Bir başka önemli konu da Ziraat Bankası ve özellikle TKK’nin son yıllarda almış oldukları görev ve misyonlar üreticinin yanında olması gerekirken, üreticinin karşısında pozisyon almalarıdır. Özellikle TKK’leri üretici oldukları birçok tarımsal ürünü ve gübreyi piyasa şartlarının üzerinde üreticiye sadece kredili sattığı için pahalı vermekte ve üreticide gününde ödeyemediği taktirde temerrüte düşürülerek zor durumda bırakılmaktadır. Üreticiden alım yapmaktan kaçınan TKKleri, aracıdan alım yaparak, üreticinin kazanmasının yerine aracıya para kazandırmaktadır. Sizlere üreticinin yaşamış olduğu bu gerçeklerden dolayı sürdürülebilir zeytinciliğimizde umutsuzluk tablosu çizmiş olabilirim. Bu doğruları sizlerle paylaşmak zorundaydım. Çünkü bu güne kadar yaptığımız zeytinciliğe maalesef “OLDUĞU KADAR ZEYTİNCİLİK” diyebilirim.
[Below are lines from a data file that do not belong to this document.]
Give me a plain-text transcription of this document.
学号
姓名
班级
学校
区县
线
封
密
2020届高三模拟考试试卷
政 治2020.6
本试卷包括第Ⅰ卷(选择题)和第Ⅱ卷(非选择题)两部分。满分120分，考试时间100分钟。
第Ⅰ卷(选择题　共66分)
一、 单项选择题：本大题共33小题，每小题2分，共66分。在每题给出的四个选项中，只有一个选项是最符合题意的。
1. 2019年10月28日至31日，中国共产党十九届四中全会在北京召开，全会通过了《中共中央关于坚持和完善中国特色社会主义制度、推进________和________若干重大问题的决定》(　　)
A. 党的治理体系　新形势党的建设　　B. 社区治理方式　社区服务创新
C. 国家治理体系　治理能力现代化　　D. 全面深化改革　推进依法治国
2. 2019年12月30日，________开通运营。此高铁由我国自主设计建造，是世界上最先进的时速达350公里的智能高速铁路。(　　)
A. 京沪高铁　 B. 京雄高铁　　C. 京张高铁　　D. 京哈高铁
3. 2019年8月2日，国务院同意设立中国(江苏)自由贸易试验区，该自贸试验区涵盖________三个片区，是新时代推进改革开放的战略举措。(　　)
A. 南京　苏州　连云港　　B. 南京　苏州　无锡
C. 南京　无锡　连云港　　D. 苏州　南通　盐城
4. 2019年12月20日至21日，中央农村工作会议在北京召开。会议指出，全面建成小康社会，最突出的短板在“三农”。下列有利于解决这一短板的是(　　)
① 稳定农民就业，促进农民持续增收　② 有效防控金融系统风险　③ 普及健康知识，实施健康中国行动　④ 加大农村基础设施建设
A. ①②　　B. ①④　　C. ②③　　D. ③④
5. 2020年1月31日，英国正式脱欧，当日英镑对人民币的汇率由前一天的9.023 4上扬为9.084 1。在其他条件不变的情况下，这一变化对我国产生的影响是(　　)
Şimdiye kadar kaybettiğimiz çok şey olabilir. Ama ileriye bakacak olursak ve bu saydıklarımın ışığında alınacak tedbir ve önlemlerle de çok şey kazanabiliriz. Zeytinci ile birlikte yanında zeytincilikten geçinen ticaretçi ve sanayici, ihracatçı hatta Devlet bile. İşte o zaman İlçemden başlayarak, bölgemde ve ülkemde sürdürülebilir zeytinciliğimizi 2024 yılında sağlamış oluruz. İlber Ortaylı hocamın bir konuşmasında dediği gibi; “Akıllı olmalıyız. Akıllı olmak için havyar gerekmiyor. Ama Zeytinyağı gerekiyor” dediğini biz tarım yetkilileri de unutmamalıyız. Onun için diyorum ki; Biz de “Sürdürülebilir Zeytincilik” için akıllı olmalıyız. Onun için bu konuda tüm sektör olarak ortak akılda birleşmeliyiz."